Pharmabau - keep it simple, dieser Titel ist irreführend, wenn man Referent Norbert Schönbrod von der Carpus+Partner folgt. Denn die Projekte, an denen Planer und Ingenieure im Pharmabau beteiligt sind, gestalten sich besonders diffizil.
Für Schönbrod ist Teamwork essentiell, „denn 90 % aller Ideen kommen durch direkte Kommunikation zustande", wie er betonte. Gerade im Gespräch mit anderen entwickelten sich neue Projekte. Solche Projekte im Pharmabereich seien immer interdisziplinär und auf mehrere Jahre angelegt. Daher erfordere es ein aufeinander abgestimmtes Team, bei dem auch die Rollenverteilung klar geregelt sei. Da die Mitarbeiter der Pharmafirmen oft keine Experten für Bauvorhaben seien, arbeitet Carpus+Partner mit Workshops, in denen die wichtigsten Rahmenbedingungen wie Spezifikationen oder der Kostenrahmen festgelegt werden. Dadurch erhöhe sich die Motivation und die Identifikation aller Projektbeteiligten. Als Beispiel nannte er ein Projekt im Pflanzenschutzbereich von Bayer.
Abschluss-Plenardiskussion
Networking wurde aber auch in der abschliessenden Plenardiskussion ganz aktiv gelebt. Man diskutierte über das Thema des Symposiums: Keep it simple! Alles sollte so einfach wie möglich geplant und gebaut werden. Klingt ganz einfach. Aber ist es das wirklich? Vor allem wenn weiterhin hohe Ansprüche erfüllt werden sollen.
Sind die Prozesse denn handkehrum heute zu kompliziert aufgebaut?

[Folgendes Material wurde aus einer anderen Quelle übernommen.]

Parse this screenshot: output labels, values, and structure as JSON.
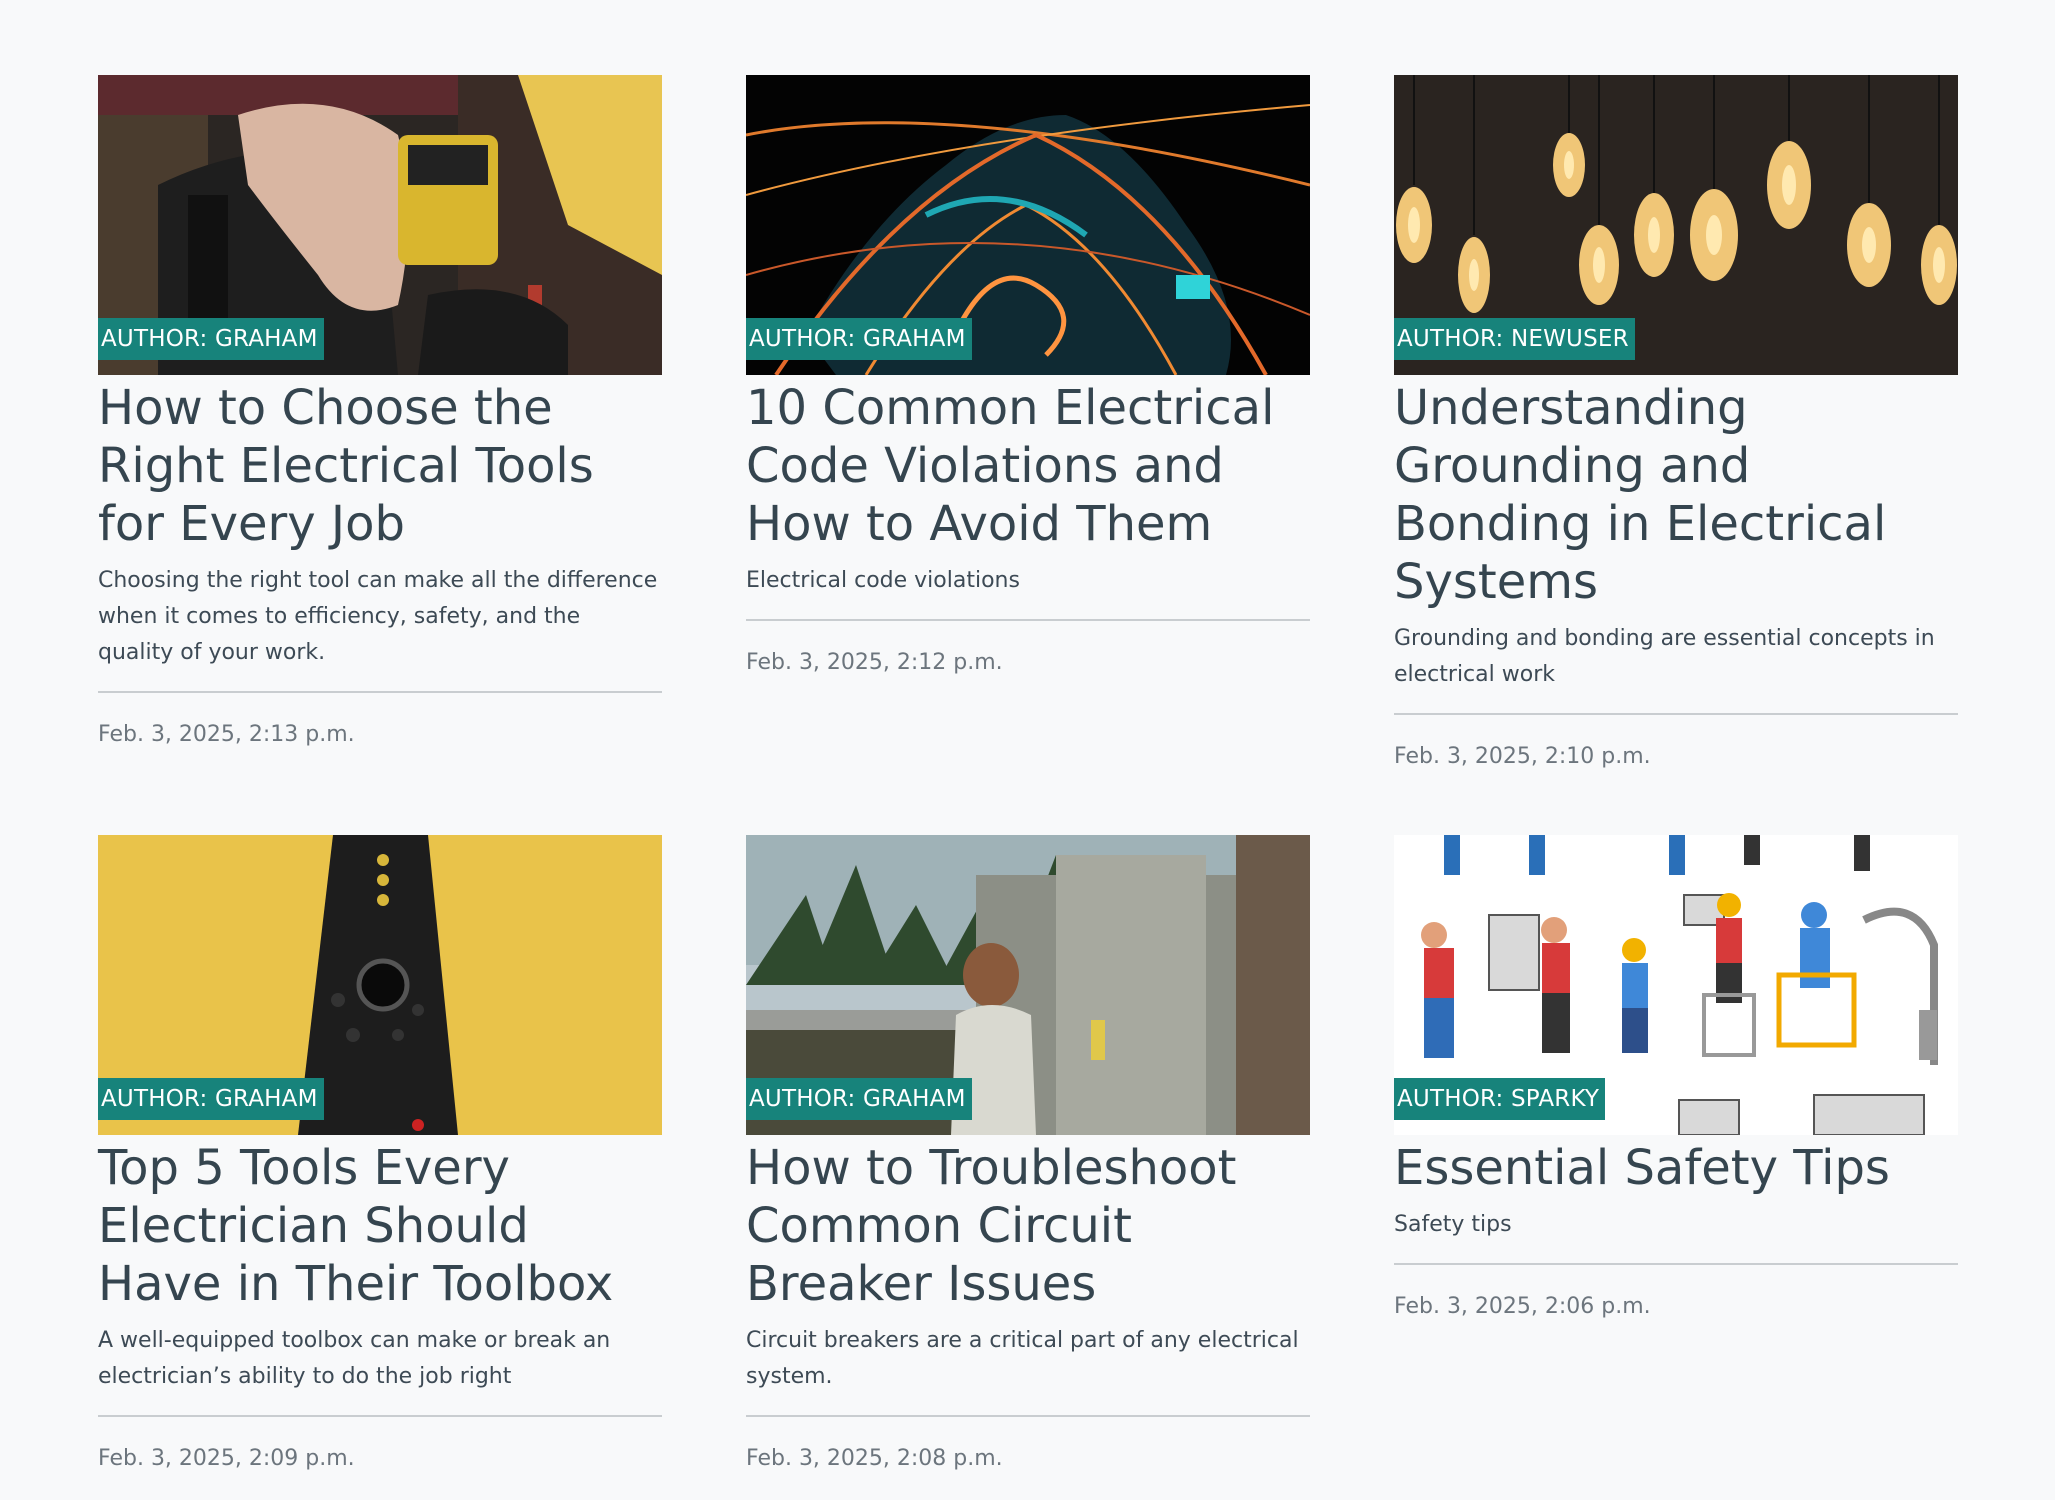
{
  "posts": [
    {
      "image": "electrician-tool-belt-photo",
      "author_label": "AUTHOR: GRAHAM",
      "title": "How to Choose the Right Electrical Tools for Every Job",
      "excerpt": "Choosing the right tool can make all the difference when it comes to efficiency, safety, and the quality of your work.",
      "date": "Feb. 3, 2025, 2:13 p.m."
    },
    {
      "image": "glowing-light-trails-photo",
      "author_label": "AUTHOR: GRAHAM",
      "title": "10 Common Electrical Code Violations and How to Avoid Them",
      "excerpt": "Electrical code violations",
      "date": "Feb. 3, 2025, 2:12 p.m."
    },
    {
      "image": "hanging-edison-bulbs-photo",
      "author_label": "AUTHOR: NEWUSER",
      "title": "Understanding Grounding and Bonding in Electrical Systems",
      "excerpt": "Grounding and bonding are essential concepts in electrical work",
      "date": "Feb. 3, 2025, 2:10 p.m."
    },
    {
      "image": "wire-stripper-yellow-photo",
      "author_label": "AUTHOR: GRAHAM",
      "title": "Top 5 Tools Every Electrician Should Have in Their Toolbox",
      "excerpt": "A well-equipped toolbox can make or break an electrician’s ability to do the job right",
      "date": "Feb. 3, 2025, 2:09 p.m."
    },
    {
      "image": "woman-at-electrical-cabinet-photo",
      "author_label": "AUTHOR: GRAHAM",
      "title": "How to Troubleshoot Common Circuit Breaker Issues",
      "excerpt": "Circuit breakers are a critical part of any electrical system.",
      "date": "Feb. 3, 2025, 2:08 p.m."
    },
    {
      "image": "electrician-workers-illustration",
      "author_label": "AUTHOR: SPARKY",
      "title": "Essential Safety Tips",
      "excerpt": "Safety tips",
      "date": "Feb. 3, 2025, 2:06 p.m."
    }
  ]
}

Ralf Gengenbach gab die Antwort: „Technik selbst kann nicht einfach sein. Woran wir allerdings arbeiten können, sind die Prozesse. Dabei ist es wichtig, von vornherein die Schnittstellen genau zu betrachten und alle Beteiligten zusammenzubringen. Wo das ver-
säumt wird, muss oft sehr aufwändig nachgebessert werden." Pharmabauer leben davon, komplexe Anforderungen zu erfüllen. Wenn sie nicht dazu in der Lage wären, komplizierte Prozesse zu planen, wären sie nicht gefragt. Auf der anderen Seite müsse das Geschehen für den Kunden einfach und verständlich strukturiert sein, meinte ein Teilnehmer. Im Anlagenbau müsse man gemeinsam mit dem Kunden in einem geführten und moderierten Prozess alles erarbeiten. Denn der Pharmahersteller könne ja nicht wissen, was state-of-the-art ist. Dazu seien Bautechniker und Experten ausgebildet. Dem Kunden müsse in einem vorgegebenen permanenten Prozess klargemacht werden, was erforderlich sei und wie man es umsetzen könne.

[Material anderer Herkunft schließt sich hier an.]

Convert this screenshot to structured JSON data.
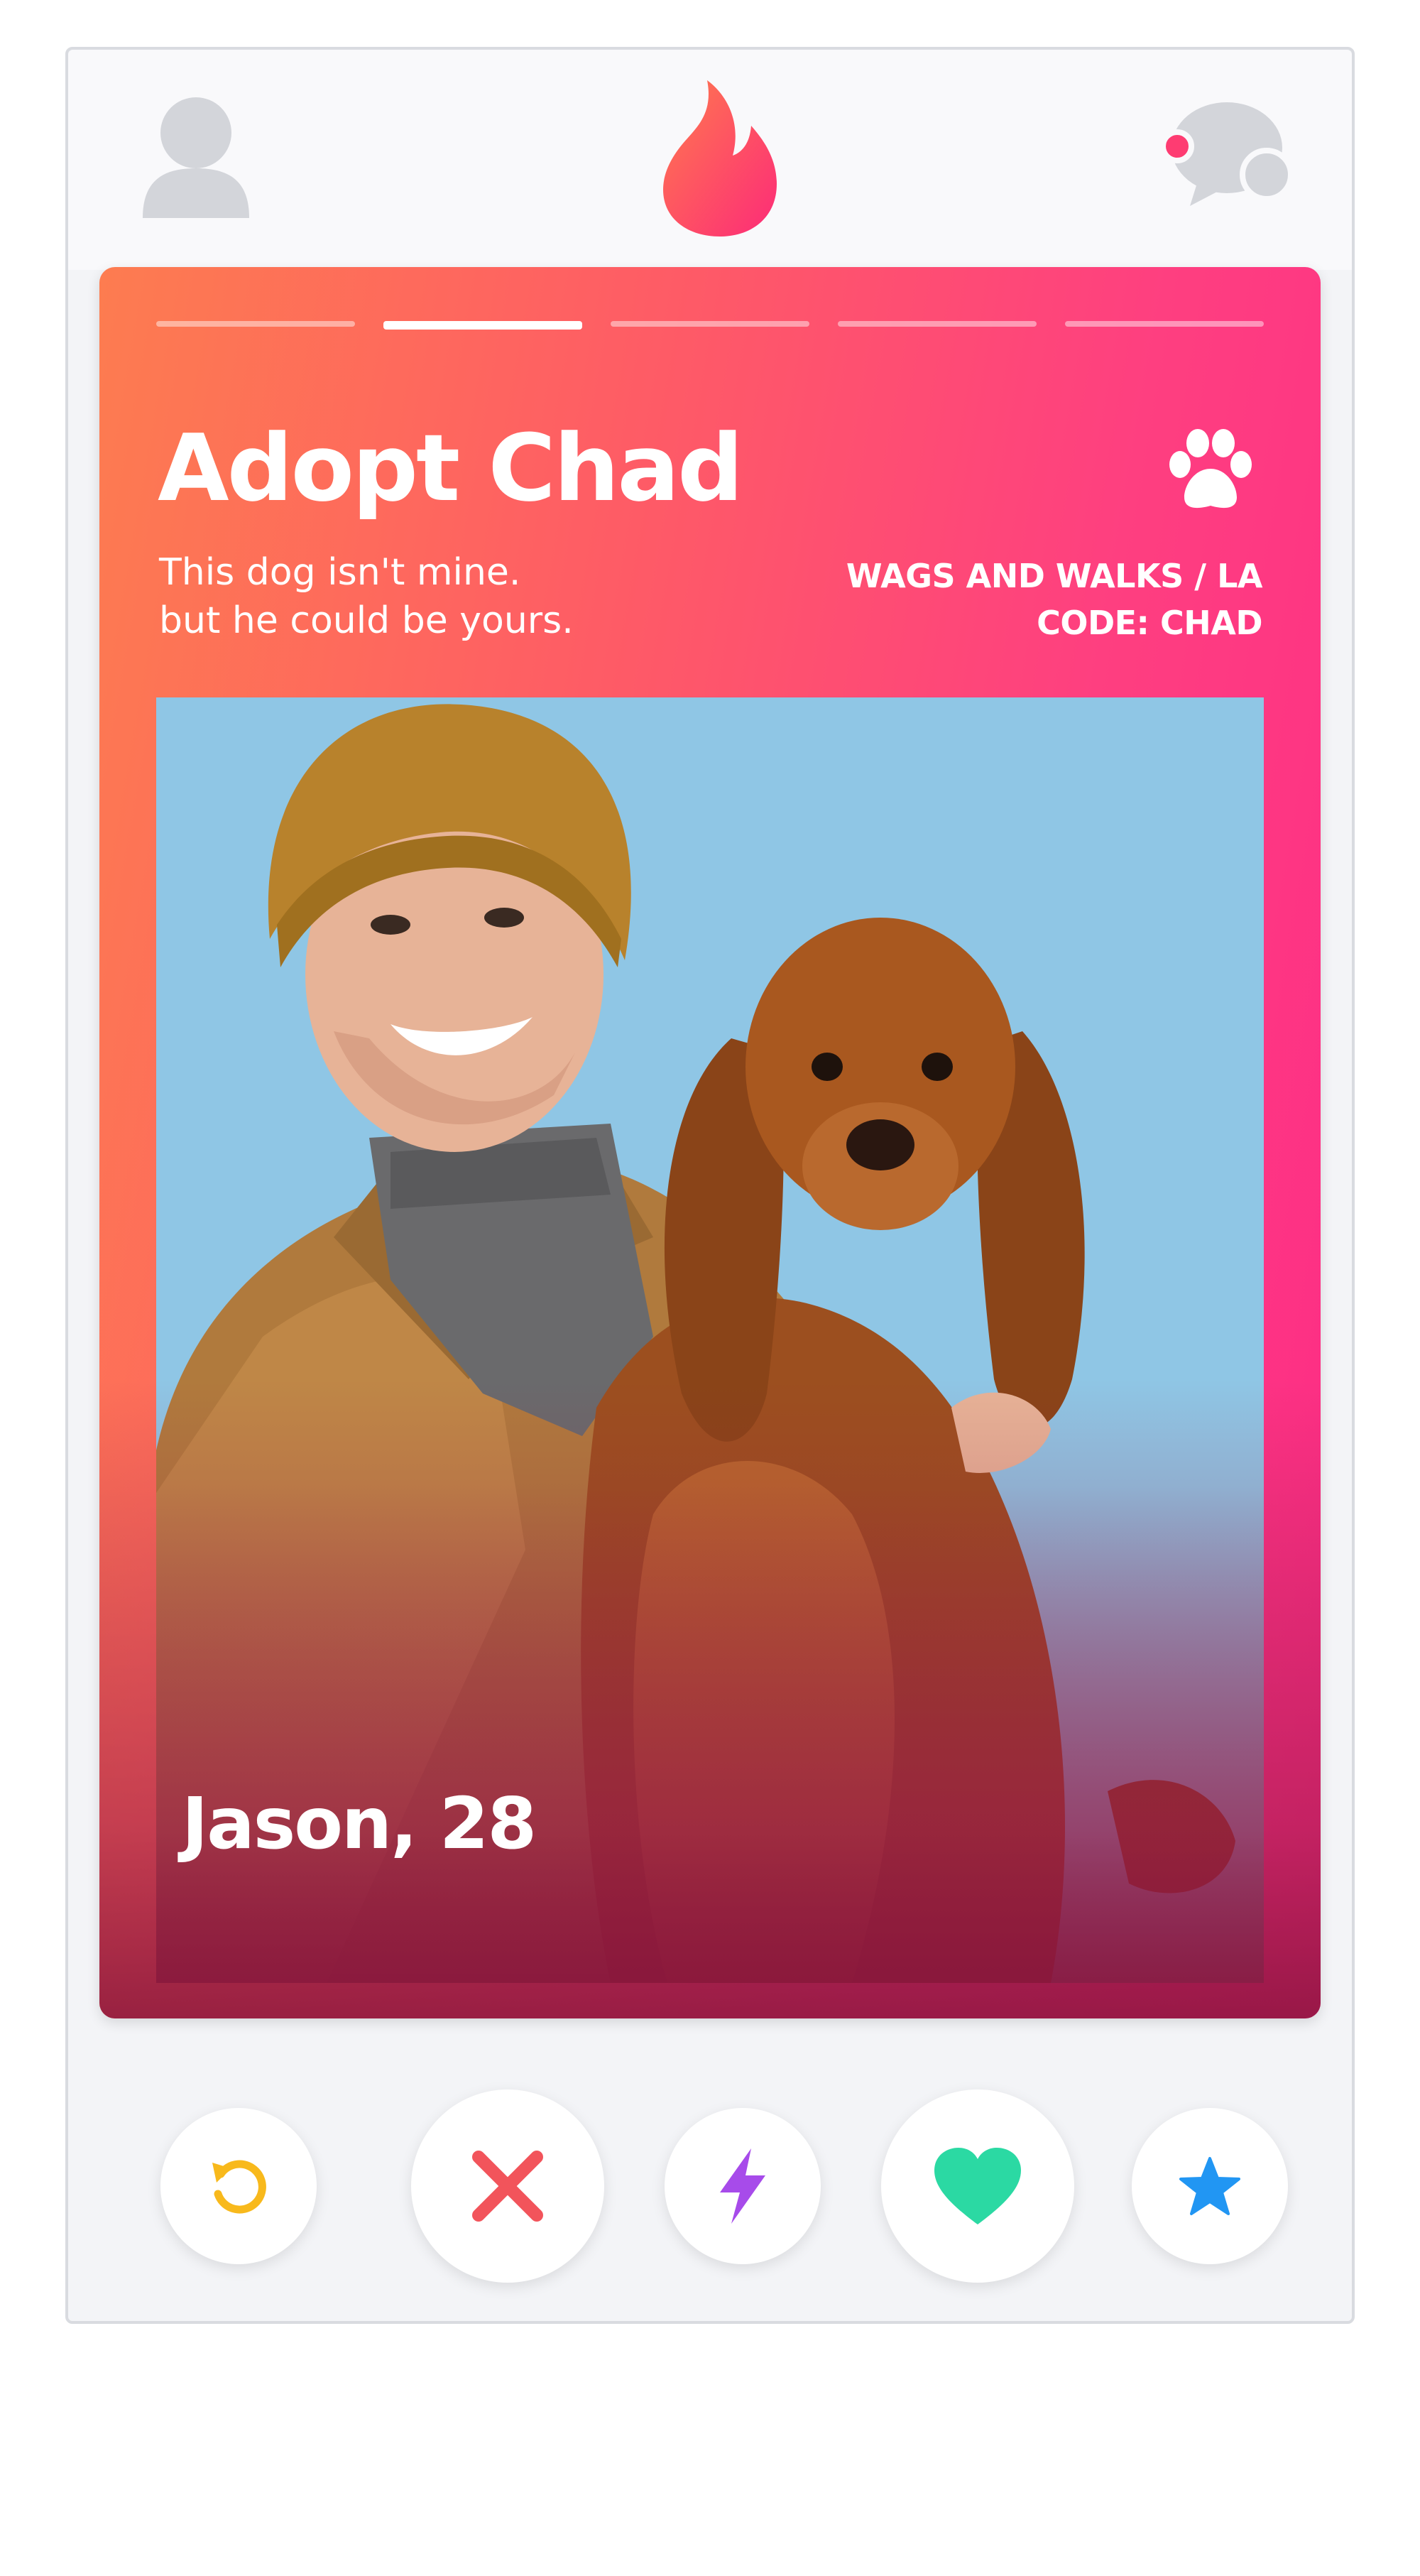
{
  "topbar": {
    "left_icon": "profile-icon",
    "center_icon": "flame-logo-icon",
    "right_icon": "chat-icon",
    "brand_color": "#fe4f6c",
    "notification_color": "#fe3c72"
  },
  "card": {
    "progress": {
      "total_segments": 5,
      "active_segment": 2
    },
    "title": "Adopt Chad",
    "subtitle": "This dog isn't mine.\nbut he could be yours.",
    "badge_icon": "paw-icon",
    "organization": "WAGS AND WALKS / LA",
    "code": "CODE: CHAD",
    "name_age": "Jason, 28",
    "gradient_colors": [
      "#fd7c50",
      "#fe3f80"
    ]
  },
  "actions": [
    {
      "name": "rewind",
      "icon": "rewind-icon",
      "color": "#f8b91c"
    },
    {
      "name": "nope",
      "icon": "close-x-icon",
      "color": "#f2545b"
    },
    {
      "name": "boost",
      "icon": "lightning-bolt-icon",
      "color": "#a74bea"
    },
    {
      "name": "like",
      "icon": "heart-icon",
      "color": "#2bd9a3"
    },
    {
      "name": "super-like",
      "icon": "star-icon",
      "color": "#2196f3"
    }
  ]
}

Häufig erlebe man aber, dass der Kunde gar keine Zeit mehr habe, die Spezifikationen mitzuplanen. Der Kunde investiere viel Zeit um den Finanzplan zu erstellen, stecke z. B. den Rahmen ab mit ca. € 20 Mio. und fordere dann vom Erbauer ein Fast-Track-Verfahren, das sich im Kostenrahmen bewege, ohne genau zu wissen, was er wolle. Denn für eine gezielte Planung fehlten ihm die Leute. Im Pharmabereich seien die besten Lösungen daher nur gemeinsam zu finden.
Ralf Gengenbach fragte: „Weiss der Nutzer, was er will? Kann man so flexibel wie möglich bauen?"
Die Antwort sah ernüchternd aus. Die Flexibilität muss oft strikten Vorgaben des Bauherrn geopfert werden.
Viele Experten des Symposiums sehen einen Trend in der Nachhaltigkeit, darin, einer Wiederverwertung von Produkten Vorschub zu leisten, sowie darin, die Produkte nacheinander verschiedenen Nutzungen zuzuführen.
Ein wachsendes Marktsegment ergibt sich aus dem Umbau bestehender Gebäude. Aktuellen Zahlen zufolge ist in Deutschland bereits ein grosser Anteil der Industriebauten renovierungsbedürftig.